Les grattons sont des produits issus de la fonte des morceau gras du porc.
La graisse utilisée pour la fabrication des grattons est coupée en petits morceaux et mise à cuire à feu doux avec de l’eau et du sel.
La viande rissolée est recueillie, puis séparée de la graisse qui donnera le saindoux.
Les grattons ressemblent aux rillettes à la différence qu’ils sont plus fermes, moins cuits, avec des morceaux plus gros. Pour le service, les grattons sont assaisonnés de sel et poivre arrosés d’un filet de vinaigre.

 

Les jambons séchés et fumés

Ils sont issus d’une longue tradition montagnarde et surtout d’un grand savoir-faire.
Industriel ou artisanal, l’excellence d’un bon jambon de Savoie dépend principalement du respect des temps de salage, séchage et fumage.
Les différentes essences de bois utilisées pour le fumage, un savant mélange de celle-ci sont des secrets bien gardés.

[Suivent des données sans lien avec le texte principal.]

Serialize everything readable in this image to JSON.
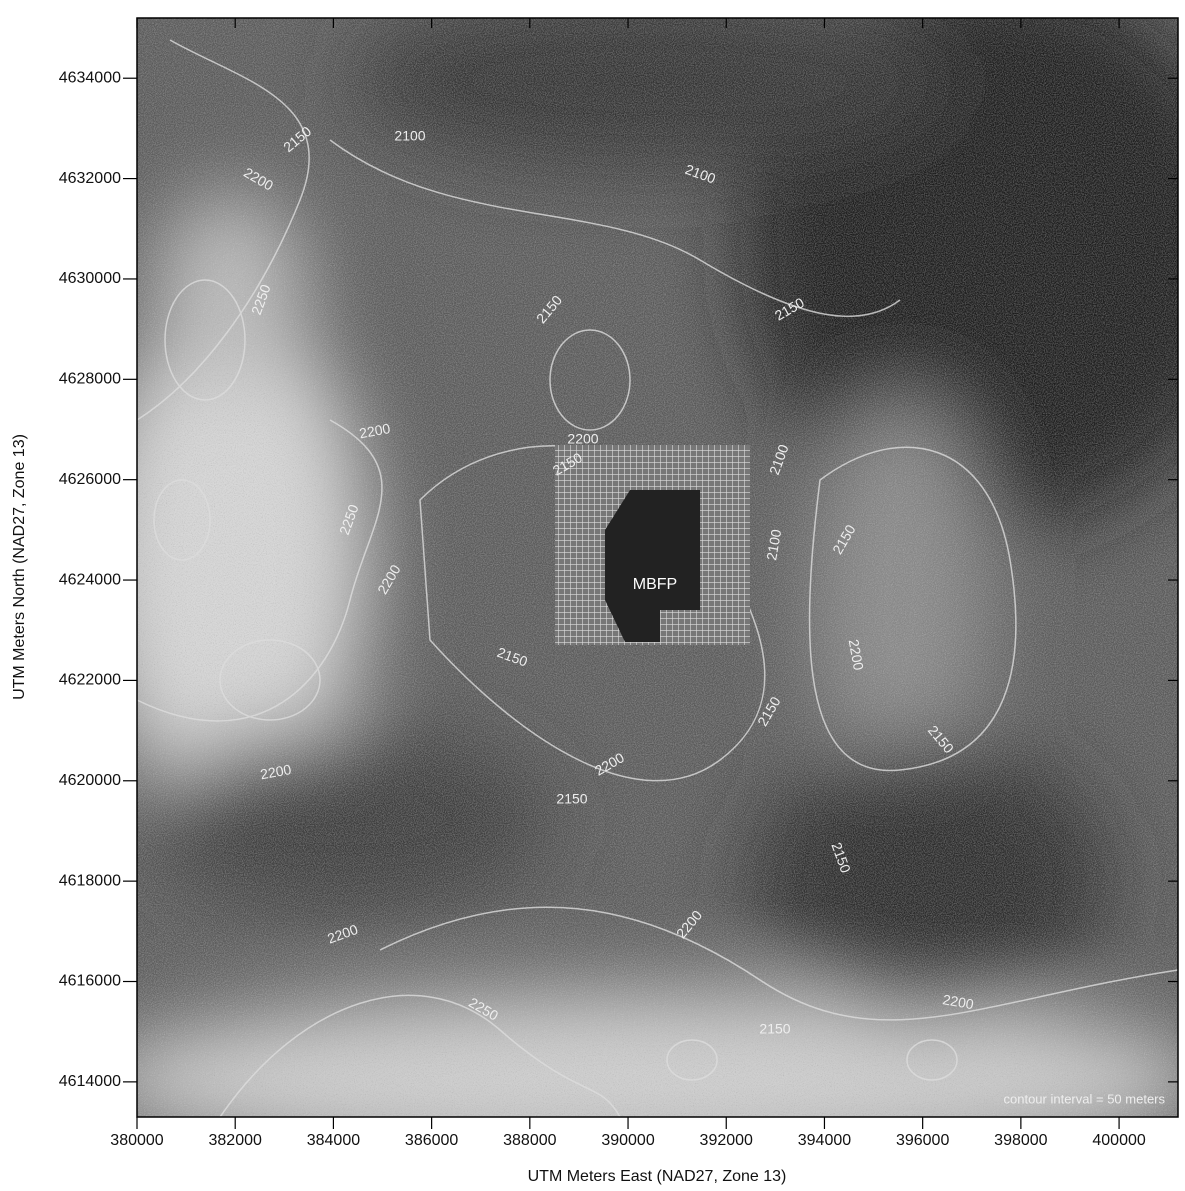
{
  "chart_data": {
    "type": "contour",
    "xlabel": "UTM Meters East (NAD27, Zone 13)",
    "ylabel": "UTM Meters North (NAD27, Zone 13)",
    "xlim": [
      380000,
      401200
    ],
    "ylim": [
      4613300,
      4635200
    ],
    "xticks": [
      380000,
      382000,
      384000,
      386000,
      388000,
      390000,
      392000,
      394000,
      396000,
      398000,
      400000
    ],
    "yticks": [
      4614000,
      4616000,
      4618000,
      4620000,
      4622000,
      4624000,
      4626000,
      4628000,
      4630000,
      4632000,
      4634000
    ],
    "contour_labels": [
      2150,
      2100,
      2100,
      2200,
      2250,
      2150,
      2150,
      2200,
      2200,
      2150,
      2100,
      2250,
      2200,
      2150,
      2150,
      2200,
      2150,
      2200,
      2150,
      2150,
      2200,
      2150,
      2200,
      2250,
      2200,
      2150,
      2200,
      2100
    ],
    "annotations": [
      "MBFP",
      "contour interval = 50 meters"
    ]
  }
}
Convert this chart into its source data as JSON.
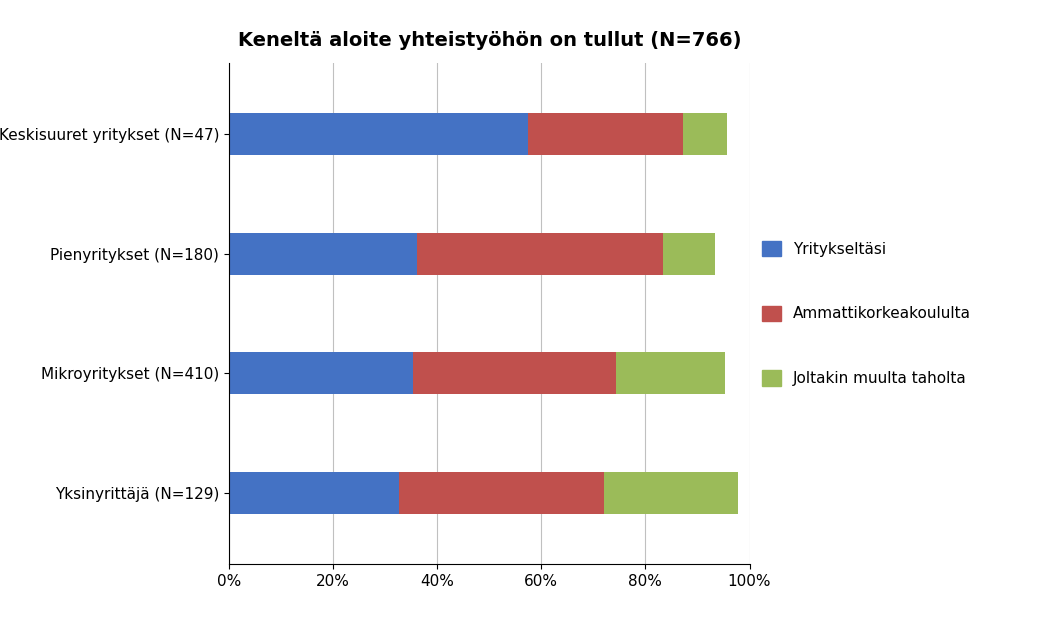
{
  "title": "Keneltä aloite yhteistyöhön on tullut (N=766)",
  "categories": [
    "Keskisuuret yritykset (N=47)",
    "Pienyritykset (N=180)",
    "Mikroyritykset (N=410)",
    "Yksinyrittäjä (N=129)"
  ],
  "series": {
    "Yritykseltäsi": [
      0.574,
      0.361,
      0.354,
      0.326
    ],
    "Ammattikorkeakoululta": [
      0.298,
      0.472,
      0.39,
      0.395
    ],
    "Joltakin muulta taholta": [
      0.085,
      0.1,
      0.209,
      0.256
    ]
  },
  "colors": {
    "Yritykseltäsi": "#4472C4",
    "Ammattikorkeakoululta": "#C0504D",
    "Joltakin muulta taholta": "#9BBB59"
  },
  "legend_labels": [
    "Yritykseltäsi",
    "Ammattikorkeakoululta",
    "Joltakin muulta taholta"
  ],
  "xlim": [
    0,
    1.0
  ],
  "xticks": [
    0,
    0.2,
    0.4,
    0.6,
    0.8,
    1.0
  ],
  "xticklabels": [
    "0%",
    "20%",
    "40%",
    "60%",
    "80%",
    "100%"
  ],
  "background_color": "#FFFFFF",
  "title_fontsize": 14,
  "tick_fontsize": 11,
  "label_fontsize": 11,
  "legend_fontsize": 11,
  "bar_height": 0.35
}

Un bon jambon ne doit pas être trop salé ni trop marqué par le goût de la fumée.
Sa graisse est bien blanche et la mâche tendre et fondante..

 

Les pormoniers

Appelés aussi saucisses aux herbes, ils étaient autrefois fabriqués à base de poumons de porc.
Ces petites saucisses à cuire sont aujourd’hui confectionnées avec un mélange d’abats de porc, principalement cœur et foie, et de verdure blanchie et hachée : choux, épinards, blettes ou poireaux.
Après avoir empâté ou mélangé les ingrédients, on passe le tout à la machine à saucisse.
Les petits boyaux ainsi constitués sont fumés au feu de bois pendant trois ou quatre jours.
Les saucisses prennent alors une couleur marron, et on peut les déguster cuites à la vapeur ou servies avec une soupe de légumes.